The presentations are available from SlideShare.

The Triumphal Quadriga or Horses of St Mark, facade of St Mark’s Basilica in Venice.
Creative Commons Attribution 3.0 Unported license

It was great to welcome Laura Molloy, Researcher at the Humanities Advanced Technology and Information Institute (HATII), to the Steering Group meeting. After the meeting Leigh, Laura and I met to discuss the project from the perspective of her role as JISCMRD Evidence Gatherer. As well as discussing impact and gathering evidence about benefits, Laura also came up with the concept of the chariot (KAPTUR project) being pulled by four horses (our four institutions). I really liked this idea of the race and also the need for collaboration to be well-matched in order to make the project successful.


Meeting at Central Saint Martins, University of the Arts London, 2nd July

This, our 9th project team meeting, was a bit of an adventure from the start, as the building is so new its postcode has not been picked up by Google Maps yet! However the venue is easy to find with clear markings from King’s Cross to the King’s Boulevard. Once on the 5th floor, there were spectacular views both inside and outside of the building:

CSM Granary Building, London. Photo: MTG

Key points from the meeting:

  • The Technical Manager provided a demonstration of DataFlow’s DataStage, which has now been installed on a local machine for testing purposes.

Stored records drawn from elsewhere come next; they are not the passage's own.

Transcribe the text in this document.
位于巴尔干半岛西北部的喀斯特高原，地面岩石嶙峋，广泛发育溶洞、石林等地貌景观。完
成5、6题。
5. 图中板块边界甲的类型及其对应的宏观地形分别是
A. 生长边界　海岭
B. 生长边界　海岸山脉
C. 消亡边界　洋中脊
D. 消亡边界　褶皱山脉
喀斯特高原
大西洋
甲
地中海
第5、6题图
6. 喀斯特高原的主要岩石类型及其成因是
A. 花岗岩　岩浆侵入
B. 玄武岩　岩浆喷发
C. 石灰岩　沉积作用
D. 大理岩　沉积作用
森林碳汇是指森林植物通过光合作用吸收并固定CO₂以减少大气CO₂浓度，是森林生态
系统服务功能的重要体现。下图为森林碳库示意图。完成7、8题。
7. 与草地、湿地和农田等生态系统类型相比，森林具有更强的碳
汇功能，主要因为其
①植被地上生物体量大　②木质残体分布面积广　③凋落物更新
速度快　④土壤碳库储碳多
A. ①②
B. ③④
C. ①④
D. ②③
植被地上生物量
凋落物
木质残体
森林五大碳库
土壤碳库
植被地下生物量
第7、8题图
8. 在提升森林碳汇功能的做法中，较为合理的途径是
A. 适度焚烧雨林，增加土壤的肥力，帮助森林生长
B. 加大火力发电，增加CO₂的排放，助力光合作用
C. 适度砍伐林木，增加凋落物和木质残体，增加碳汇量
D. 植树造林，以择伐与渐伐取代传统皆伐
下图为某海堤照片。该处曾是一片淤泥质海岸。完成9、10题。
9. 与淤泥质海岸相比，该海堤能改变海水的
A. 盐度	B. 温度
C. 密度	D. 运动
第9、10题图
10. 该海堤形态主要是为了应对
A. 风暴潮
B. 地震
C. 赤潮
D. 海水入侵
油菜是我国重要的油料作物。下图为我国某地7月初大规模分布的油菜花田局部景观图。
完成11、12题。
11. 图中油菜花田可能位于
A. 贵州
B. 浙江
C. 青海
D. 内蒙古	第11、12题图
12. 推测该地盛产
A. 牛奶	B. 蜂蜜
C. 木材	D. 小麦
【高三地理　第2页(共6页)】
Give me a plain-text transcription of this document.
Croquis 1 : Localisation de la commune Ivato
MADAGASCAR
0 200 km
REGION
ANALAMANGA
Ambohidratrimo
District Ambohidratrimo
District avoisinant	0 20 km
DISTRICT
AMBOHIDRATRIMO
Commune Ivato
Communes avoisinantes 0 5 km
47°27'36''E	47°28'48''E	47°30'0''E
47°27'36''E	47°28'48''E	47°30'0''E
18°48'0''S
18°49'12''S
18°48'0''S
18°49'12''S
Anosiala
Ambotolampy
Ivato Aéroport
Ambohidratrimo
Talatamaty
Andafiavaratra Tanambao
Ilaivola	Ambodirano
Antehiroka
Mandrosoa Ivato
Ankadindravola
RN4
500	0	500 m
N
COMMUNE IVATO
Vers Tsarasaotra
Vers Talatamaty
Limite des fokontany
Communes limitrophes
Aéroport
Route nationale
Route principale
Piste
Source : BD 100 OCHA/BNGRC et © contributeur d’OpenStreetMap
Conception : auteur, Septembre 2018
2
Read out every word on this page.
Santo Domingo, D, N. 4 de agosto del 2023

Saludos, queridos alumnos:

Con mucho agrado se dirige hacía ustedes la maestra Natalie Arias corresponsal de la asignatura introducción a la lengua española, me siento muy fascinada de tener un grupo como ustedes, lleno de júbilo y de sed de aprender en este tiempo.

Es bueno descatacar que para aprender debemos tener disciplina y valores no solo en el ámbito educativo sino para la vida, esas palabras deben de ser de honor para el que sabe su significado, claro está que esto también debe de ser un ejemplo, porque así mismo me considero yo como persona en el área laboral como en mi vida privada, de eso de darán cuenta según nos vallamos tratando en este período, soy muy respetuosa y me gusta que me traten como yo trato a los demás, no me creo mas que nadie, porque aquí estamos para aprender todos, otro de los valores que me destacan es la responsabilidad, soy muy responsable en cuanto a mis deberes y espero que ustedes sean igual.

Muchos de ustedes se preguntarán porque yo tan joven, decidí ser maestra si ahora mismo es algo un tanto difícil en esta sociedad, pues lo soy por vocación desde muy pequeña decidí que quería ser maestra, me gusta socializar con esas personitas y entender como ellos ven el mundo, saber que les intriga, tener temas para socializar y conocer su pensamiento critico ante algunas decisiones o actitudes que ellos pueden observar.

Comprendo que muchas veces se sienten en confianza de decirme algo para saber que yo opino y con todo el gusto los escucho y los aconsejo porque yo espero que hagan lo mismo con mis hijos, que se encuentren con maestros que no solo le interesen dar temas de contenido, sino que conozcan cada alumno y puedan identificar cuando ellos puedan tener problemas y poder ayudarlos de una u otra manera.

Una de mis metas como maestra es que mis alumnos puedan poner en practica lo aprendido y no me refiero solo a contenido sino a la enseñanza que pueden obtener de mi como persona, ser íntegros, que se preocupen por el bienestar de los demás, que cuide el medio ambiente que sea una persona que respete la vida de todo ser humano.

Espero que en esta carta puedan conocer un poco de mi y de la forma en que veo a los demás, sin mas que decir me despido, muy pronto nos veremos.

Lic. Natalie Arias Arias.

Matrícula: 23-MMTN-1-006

There was also discussion about Figshare.
  • The UAL Project Officer spoke about DCC’s Institutional Engagement work with UAL.
  • Each Project Officer presented about two externally funded visual arts research projects (forthcoming blog post).
  • Everything appears to be on course for draft RDM policies to be approved at the Autumn Research Committee meetings; Project Officers will give short presentations about their RDM policy work at the Steering Group meeting on 18th July.
  • The Project Manager and Project Officers have collaborated on an A-Z of visual arts research data based on quotes from researchers in the KAPTUR Environmental Assessment report (forthcoming publicity and/or blog post).
  • The Project Manager is working with Angus Whyte from DCC to put together a programme for an event on ‘Selecting and Appraising Research Data’, to take place in September.
  • We discussed the timescales for producing the toolkits and institutional workshops; November was scheduled for the workshops. The Project Manager has been in conversation with Joy Davidson of DCC to find out more about the DCC training materials.

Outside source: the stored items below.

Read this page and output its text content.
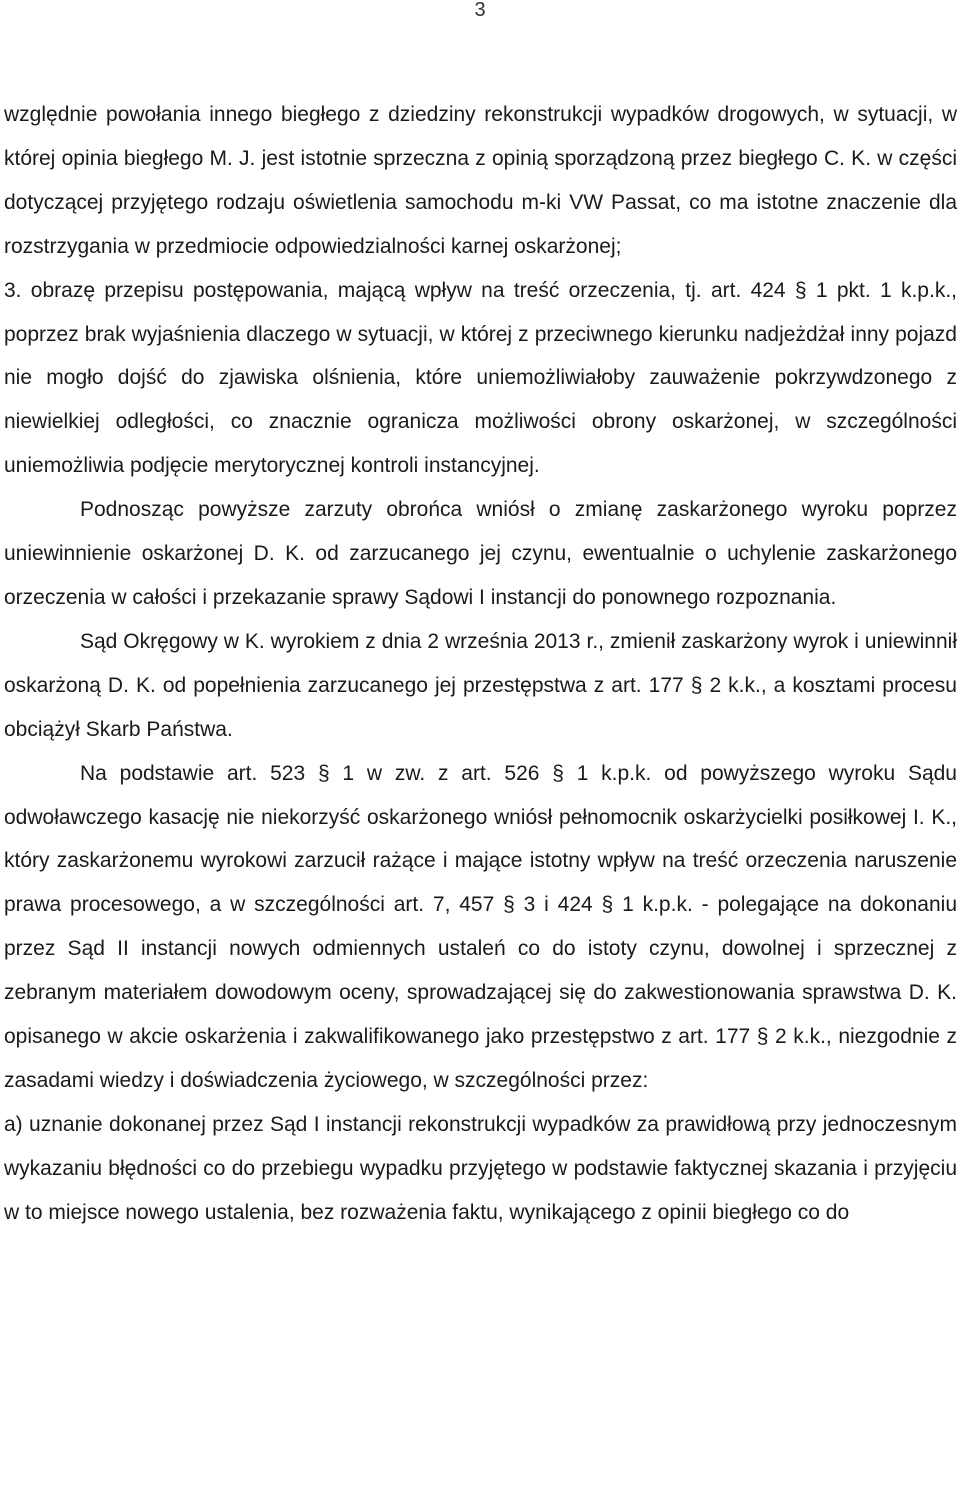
3

względnie powołania innego biegłego z dziedziny rekonstrukcji wypadków drogowych, w sytuacji, w której opinia biegłego M. J. jest istotnie sprzeczna z opinią sporządzoną przez biegłego C. K. w części dotyczącej przyjętego rodzaju oświetlenia samochodu m-ki VW Passat, co ma istotne znaczenie dla rozstrzygania w przedmiocie odpowiedzialności karnej oskarżonej;

3. obrazę przepisu postępowania, mającą wpływ na treść orzeczenia, tj. art. 424 § 1 pkt. 1 k.p.k., poprzez brak wyjaśnienia dlaczego w sytuacji, w której z przeciwnego kierunku nadjeżdżał inny pojazd nie mogło dojść do zjawiska olśnienia, które uniemożliwiałoby zauważenie pokrzywdzonego z niewielkiej odległości, co znacznie ogranicza możliwości obrony oskarżonej, w szczególności uniemożliwia podjęcie merytorycznej kontroli instancyjnej.

Podnosząc powyższe zarzuty obrońca wniósł o zmianę zaskarżonego wyroku poprzez uniewinnienie oskarżonej D. K. od zarzucanego jej czynu, ewentualnie o uchylenie zaskarżonego orzeczenia w całości i przekazanie sprawy Sądowi I instancji do ponownego rozpoznania.

Sąd Okręgowy w K. wyrokiem z dnia 2 września 2013 r., zmienił zaskarżony wyrok i uniewinnił oskarżoną D. K. od popełnienia zarzucanego jej przestępstwa z art. 177 § 2 k.k., a kosztami procesu obciążył Skarb Państwa.

Na podstawie art. 523 § 1 w zw. z art. 526 § 1 k.p.k. od powyższego wyroku Sądu odwoławczego kasację nie niekorzyść oskarżonego wniósł pełnomocnik oskarżycielki posiłkowej I. K., który zaskarżonemu wyrokowi zarzucił rażące i mające istotny wpływ na treść orzeczenia naruszenie prawa procesowego, a w szczególności art. 7, 457 § 3 i 424 § 1 k.p.k. - polegające na dokonaniu przez Sąd II instancji nowych odmiennych ustaleń co do istoty czynu, dowolnej i sprzecznej z zebranym materiałem dowodowym oceny, sprowadzającej się do zakwestionowania sprawstwa D. K. opisanego w akcie oskarżenia i zakwalifikowanego jako przestępstwo z art. 177 § 2 k.k., niezgodnie z zasadami wiedzy i doświadczenia życiowego, w szczególności przez:

a) uznanie dokonanej przez Sąd I instancji rekonstrukcji wypadków za prawidłową przy jednoczesnym wykazaniu błędności co do przebiegu wypadku przyjętego w podstawie faktycznej skazania i przyjęciu w to miejsce nowego ustalenia, bez rozważenia faktu, wynikającego z opinii biegłego co do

Building a pilot demonstrator service for the visual arts

The following blog post is adapted from the Conclusion and Recommendations section of the Technical Analysis report (PDF):

The KAPTUR Technical Manager investigated 17 different types of software which were compared to the requirements of the four partner institutions (details and appendices in the report). The next stage of the research reduced the choice of software to five options: DataFlow, DSpace, EPrints, Fedora, Figshare. These were all found to be suitable for managing research data in the visual arts; through a further selection process EPrints, Figshare, and DataFlow were identified as the strongest contenders.

[…] it is recommended that two pilots occur side by side: an integration of EPrints with Figshare and a separate piece of work linking DataFlow’s DataStage with EPrints. By integrating EPrints with Figshare, the project can take advantage of a system which has been built with, and for, researchers to handle research data specifically, and has a user-friendly visual interface (which is constantly evolving and enhanced by Figshare directly). […]By integrating DataStage with EPrints the research data storage and software will be hosted within each institution, providing them with better control over the type of data that can be stored, published and managed. The integration will also enable content uploaded in DataStage to be securely backed up by the institution and accessible from anywhere in the world. A ‘Dropbox’-like tool is featured in the latest beta version, providing a user-friendly interface which will benefit visual arts researchers. EPrints will effectively provide the role of DataFlow’s DataBank.